Under the heading of TMI, my nipples are flaking. I realize that at this point,
some people are going to start asking questions intended to find out whether
I should worry about this. No, they aren't sore (less sore in the last
few weeks than during the first few months). No, they aren't red. No,
there isn't anything coming out. I don't think this is pathological.
I think this is a completely normal development preparing the breasts
for nursing, because associated with the flaking is the nipples getting
noticeably longer. But the whole thing is frustrating, because if you
attempt to figure out what's going on, whether via books or the web,
there's usually a checklist (or, in a forum, a bunch of questions) of
whether its something to worry about, without necessarily including an
explanation that this might be normal and what's going on. The last breast
weirdness in this pregnancy was one morning noticing the clock-face-like
appearance of enlarged Montgomery's glands one morning. (To be fair, when
I ask my midwives questions about stuff like this, I get direct and
I realize there's a risk I sound obsessed with my breasts at this point.
I feel obsessed in some ways.
I just wish that all these web sites and books actually had a bunch of
useful trivia about normal body changes (including these ones) in addition to
the more obvious trivia. Basically, a geek's guide to being pregnant.
I don't want reassurance. I don't need permission. Just the facts, ma'am.
(Of which there are precious few, I might add.)

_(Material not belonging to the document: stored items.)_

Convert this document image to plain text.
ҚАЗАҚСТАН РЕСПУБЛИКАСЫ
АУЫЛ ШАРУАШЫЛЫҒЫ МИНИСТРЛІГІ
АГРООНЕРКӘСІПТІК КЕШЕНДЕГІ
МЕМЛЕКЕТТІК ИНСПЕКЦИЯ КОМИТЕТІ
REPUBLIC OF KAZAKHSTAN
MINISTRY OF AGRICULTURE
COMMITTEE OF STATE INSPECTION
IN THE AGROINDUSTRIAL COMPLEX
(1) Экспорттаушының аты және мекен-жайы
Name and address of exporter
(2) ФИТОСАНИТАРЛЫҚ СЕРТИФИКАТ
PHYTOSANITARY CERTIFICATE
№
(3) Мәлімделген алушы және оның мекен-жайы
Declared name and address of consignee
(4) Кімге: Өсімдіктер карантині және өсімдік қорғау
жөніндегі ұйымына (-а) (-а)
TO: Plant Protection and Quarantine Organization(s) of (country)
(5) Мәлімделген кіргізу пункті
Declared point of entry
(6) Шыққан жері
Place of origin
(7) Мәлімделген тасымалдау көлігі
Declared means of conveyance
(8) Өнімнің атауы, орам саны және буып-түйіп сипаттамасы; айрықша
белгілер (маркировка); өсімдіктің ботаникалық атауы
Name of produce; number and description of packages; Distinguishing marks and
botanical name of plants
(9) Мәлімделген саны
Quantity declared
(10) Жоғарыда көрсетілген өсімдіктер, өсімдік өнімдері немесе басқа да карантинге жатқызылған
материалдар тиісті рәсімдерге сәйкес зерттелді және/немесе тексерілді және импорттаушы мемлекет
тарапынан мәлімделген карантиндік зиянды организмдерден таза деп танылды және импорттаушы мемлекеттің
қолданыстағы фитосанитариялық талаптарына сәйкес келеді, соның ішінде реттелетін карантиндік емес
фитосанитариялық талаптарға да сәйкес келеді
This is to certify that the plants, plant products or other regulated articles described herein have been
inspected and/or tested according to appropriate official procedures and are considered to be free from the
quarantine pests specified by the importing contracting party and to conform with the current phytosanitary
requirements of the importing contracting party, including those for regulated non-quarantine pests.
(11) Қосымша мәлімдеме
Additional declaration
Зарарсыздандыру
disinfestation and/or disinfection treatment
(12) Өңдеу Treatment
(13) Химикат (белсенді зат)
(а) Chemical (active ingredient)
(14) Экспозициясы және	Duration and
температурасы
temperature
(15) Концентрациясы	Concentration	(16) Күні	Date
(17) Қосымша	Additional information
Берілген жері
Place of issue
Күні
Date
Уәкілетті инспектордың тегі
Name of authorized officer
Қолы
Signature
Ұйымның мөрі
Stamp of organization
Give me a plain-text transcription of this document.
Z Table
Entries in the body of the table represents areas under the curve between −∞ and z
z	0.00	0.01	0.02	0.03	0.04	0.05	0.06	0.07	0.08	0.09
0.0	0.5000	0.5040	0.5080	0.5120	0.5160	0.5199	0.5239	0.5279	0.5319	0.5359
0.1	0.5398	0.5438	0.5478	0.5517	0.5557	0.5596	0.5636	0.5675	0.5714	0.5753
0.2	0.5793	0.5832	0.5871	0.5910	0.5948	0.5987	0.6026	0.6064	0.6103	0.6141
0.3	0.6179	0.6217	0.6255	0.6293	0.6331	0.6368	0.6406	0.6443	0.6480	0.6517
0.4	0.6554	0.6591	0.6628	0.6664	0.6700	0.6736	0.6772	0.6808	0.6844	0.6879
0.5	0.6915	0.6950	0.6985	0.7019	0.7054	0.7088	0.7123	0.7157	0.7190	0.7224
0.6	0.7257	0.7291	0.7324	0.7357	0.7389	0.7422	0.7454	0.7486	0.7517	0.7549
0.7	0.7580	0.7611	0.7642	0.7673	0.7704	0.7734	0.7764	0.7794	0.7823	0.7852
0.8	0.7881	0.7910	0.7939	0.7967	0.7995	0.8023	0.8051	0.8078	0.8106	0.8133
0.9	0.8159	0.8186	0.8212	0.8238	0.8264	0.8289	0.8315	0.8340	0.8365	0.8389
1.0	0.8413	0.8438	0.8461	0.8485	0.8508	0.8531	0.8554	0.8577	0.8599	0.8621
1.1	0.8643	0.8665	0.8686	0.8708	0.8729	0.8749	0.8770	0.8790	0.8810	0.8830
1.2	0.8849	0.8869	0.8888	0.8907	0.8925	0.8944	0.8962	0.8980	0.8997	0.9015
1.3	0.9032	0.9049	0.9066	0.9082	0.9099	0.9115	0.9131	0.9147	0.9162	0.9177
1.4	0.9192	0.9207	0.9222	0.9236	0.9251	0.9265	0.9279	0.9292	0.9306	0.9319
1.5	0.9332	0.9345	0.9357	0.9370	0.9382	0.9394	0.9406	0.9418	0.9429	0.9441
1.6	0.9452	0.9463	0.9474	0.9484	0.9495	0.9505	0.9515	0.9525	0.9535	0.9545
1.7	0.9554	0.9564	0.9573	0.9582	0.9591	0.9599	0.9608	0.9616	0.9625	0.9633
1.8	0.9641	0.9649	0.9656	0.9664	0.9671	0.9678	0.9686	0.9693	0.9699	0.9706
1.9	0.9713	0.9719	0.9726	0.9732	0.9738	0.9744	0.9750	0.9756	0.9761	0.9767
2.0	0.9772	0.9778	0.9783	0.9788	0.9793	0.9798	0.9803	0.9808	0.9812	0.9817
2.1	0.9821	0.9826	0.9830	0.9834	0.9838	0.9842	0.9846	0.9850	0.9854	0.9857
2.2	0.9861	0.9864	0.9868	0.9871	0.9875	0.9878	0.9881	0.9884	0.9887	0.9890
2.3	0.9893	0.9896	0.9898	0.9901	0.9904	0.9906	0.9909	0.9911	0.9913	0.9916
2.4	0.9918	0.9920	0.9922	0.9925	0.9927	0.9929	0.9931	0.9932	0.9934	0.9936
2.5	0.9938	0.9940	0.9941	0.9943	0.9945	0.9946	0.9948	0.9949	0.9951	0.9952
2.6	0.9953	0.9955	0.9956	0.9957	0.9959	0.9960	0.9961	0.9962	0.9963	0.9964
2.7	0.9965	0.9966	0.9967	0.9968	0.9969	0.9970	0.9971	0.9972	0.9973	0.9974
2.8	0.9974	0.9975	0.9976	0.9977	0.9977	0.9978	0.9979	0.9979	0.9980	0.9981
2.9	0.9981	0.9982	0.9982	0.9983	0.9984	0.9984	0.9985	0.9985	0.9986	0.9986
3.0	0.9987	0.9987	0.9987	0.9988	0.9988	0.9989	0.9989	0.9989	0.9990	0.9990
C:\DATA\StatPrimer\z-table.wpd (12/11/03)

In unrelated commentary, I'm reading _Internal Bleeding_ (because I don't
have enough fuel for my loathing of medicine in America already) and
really quite appalled by it. Not only do they repeat the hoary (and quite
untrue) bit about airplanes being safer than cars (in fact, they're twice
as dangerous in the US on a per mile basis, unless you limit air travel
to single legs in excess of a thousand miles, run by commercial carriers,
etc.). They also seem to think that because the IRS, NASA and some other
government agencies have had trouble computerizing, this justifies the
abysmal state of information management in hospitals. That hospitals
generate unique demands on information management. As near as I can tell,
most hospitals don't even hire competent file clerks. Most of the
ridiculous records/charts f-ups look to me directly attributable to
having a massive filing system and no dedicated professionals to
managing it. In large organizations of specialists, logistics is where
it's at, and I think medicine overgrew and didn't realize it. If we
had those people in place, they would further tend to notice what
behaviors externally made their life suck, and would tend to rationalize
the behavior of the staff in general, and a few of the geekier ones
might notice error trends and start documenting them along with
their downstream costs (which so far look completely unaccounted for
when hospitals make c/b decisions).
Worse than that, tho, I recently realized there's a huge $ cost of
medicine that is completely unaccounted for in our society (or wrongly
accounted for). People charge medical services and drugs, and then
pay interest/late fees/higher service fees due to ensuing bankruptcies
of other people etc. None of that would have been incurred without
the initial medical charge -- so all of it should be attributed to
the cost of medicine in America. And yet, it isn't.
I've been having a lot of fun going for long walks lately with friends.
Lots of wonderful conversations, getting to know the neighborhood in
more detail. Seattle is great for walking in the city.